The Broke Bitch Tour
When I started this shit on Sunday, I had $73 dollars in my pocket, half a tank of gas, and half a sandwich baggy full of quarters. My goal is to do this whole tour without any financial help from my husband, and so far, so good. 🙂
Haven’t cracked my bag of quarters yet, and the least amount I’ve had in my wallet when rolling into any town was 4 bucks so far, and somehow between the combination of merch sales and the little I’ve been pulling in off the door, it’s been just enough to keep the gas tank full and a little bit of food in my belly. I believe in the power of my dreams. Anything is possible with some solid determination.

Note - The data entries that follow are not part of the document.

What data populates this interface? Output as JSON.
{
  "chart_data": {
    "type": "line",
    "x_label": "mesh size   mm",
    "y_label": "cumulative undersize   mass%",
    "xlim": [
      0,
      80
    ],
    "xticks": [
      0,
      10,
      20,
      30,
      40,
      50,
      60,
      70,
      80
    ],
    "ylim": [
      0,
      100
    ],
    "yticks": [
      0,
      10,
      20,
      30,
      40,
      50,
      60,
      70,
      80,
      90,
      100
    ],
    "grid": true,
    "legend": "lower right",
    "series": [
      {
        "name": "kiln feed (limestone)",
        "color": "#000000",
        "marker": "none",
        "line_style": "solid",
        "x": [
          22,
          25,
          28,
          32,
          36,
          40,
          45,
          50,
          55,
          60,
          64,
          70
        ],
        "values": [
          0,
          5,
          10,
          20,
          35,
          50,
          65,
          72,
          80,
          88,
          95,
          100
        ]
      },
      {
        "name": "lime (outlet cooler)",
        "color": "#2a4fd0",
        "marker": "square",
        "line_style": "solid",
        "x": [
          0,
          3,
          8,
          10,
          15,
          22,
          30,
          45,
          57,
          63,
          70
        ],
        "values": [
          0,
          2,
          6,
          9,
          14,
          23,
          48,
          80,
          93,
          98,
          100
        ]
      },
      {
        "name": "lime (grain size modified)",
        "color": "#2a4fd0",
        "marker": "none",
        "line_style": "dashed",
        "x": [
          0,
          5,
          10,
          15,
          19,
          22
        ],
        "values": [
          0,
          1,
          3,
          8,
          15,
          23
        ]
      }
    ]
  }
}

I started the tour with John, but on day 2, he asked if I’d drop him back off in Tacoma on my way to Bellingham, so I did. Other than him driving up to join me at the 2 Bit for the show I just played, I’m flying solo now. I’m actually really enjoying the alone time, not that I didn’t appreciate the 3 shows John played with me, and I look forward to finishing the recordings we started, but I really enjoy kicking it by myself.
Even now, sitting in some random rest area. I love the drive to the next destination, the tunes cranked, and just being.
The 2 Bit show was a blast, well they’ve all been super fun. The other two bands never showed up, so I played every song I have finished that I could remember and half a SHiT song. Everyone has been really nice, regardless if it’s just me playing or both John and I. I’m glad I’m finally doing this. I want to keep going. I’m due home on Tuesday or Wednesday, but I’m really hoping I’m able to pick up some other shows that might keep me out a bit longer. Idunno, there’s just something about the stars above and a dark, open road back-lined by mountain silhouettes that I really love. I’ve missed this. All my drives have been back and forth between T-town and Salem mostly, very familiar. It’s nice to be jumping on a different highway and heading East. Also nice to have a drive that’s longer than 2 hours.
Been listening to a lot of Bob Wayne, well specifically the song “Hunger In My Soul” had that cranked on repeat for about an hour until it was time to shuffle on through the mp3 player.
Meeting up with Rachel Shaw Tate between 10am and noon for a photo shoot. Really fuckin’ stoked to finally be doing a shoot specifically for the website. Gonna take pictures with Steve and Sam at an abandoned Chemical Plant. I’m so fucking excited! Speaking of Steve, other than one of the hinges on his tail end breaking the first night of tour, he has been running like a champ. He made the pass his bitch, and I couldn’t be a more proud Mama if I tried. He’s a good truck, and I love him a lot. Sam has been purring like a kitten too, I think she enjoys being out of the case so often.
For as much I love all the adventures gone by, it’s nice to not be on the back burner for a change. It’s been so hard to get this far, to build up the confidence to carry out this plan of action, and I still get really nervous sometimes, but I’m still so very glad I’m following through on stepping out alone. I’ve had this stupid shit-eating-grin plastered on my face ever since I hit the I-90 tunnel, and I don’t think it’s going away anytime soon. 😀
A guy at the bar told me he really loved my voice, and then he knelt down next to me, and gave me this very serious face as he said, “but why so sad? Where does it come from?” and I smiled, “I have to purge it some way so I can keep this.” and I pointed to my smile. And he nodded, “but how old are you? I mean I’ve worked a lot in my life, but can it really be that bad?” I just smiled. I didn’t know what else to say really. I told him I’m 29 they are all songs from my life, and it was up to him to decide, but it’s all true.
I’ve been thinking about it a lot on the drive East.
Everyone needs an outlet. Yes, I sing sad songs, really depressing sad songs, and like I’ve said before, my heart has been hurting for years. There’s something about the purge though that makes it all okay, and that’s what the performance is for, that’s what the songs are for. It’s for the purge. If I couldn’t purge, I’d still be wearing those songs like a shroud, and I just don’t want that. If I can take it to the stage, maybe I can leave it on the stage ya know. There’s so many facets to my being, and sadness is only one of them. I’d say my sorrow and my happiness are pretty equally matched. Why sad songs? Why anything really?
Anyway, still got a few more shows to go before I start heading back West, and it’s time to get me some shut eye. I’ve got enough gas in the tank to get me to Yakima after my photo shoot, so I’m thinking it’s going to be another amazing day, and I’ll worry about tomorrow when it gets here.
Good night everybody, and thank you so much for all the love and support throughout the years. Thank you for the pushes and jabs when I needed them and the hugs and smiles, because I think I’m always gonna need them. This project is one of the hardest things I’ve ever done, but it’s also the most freeing. See ya when I get there.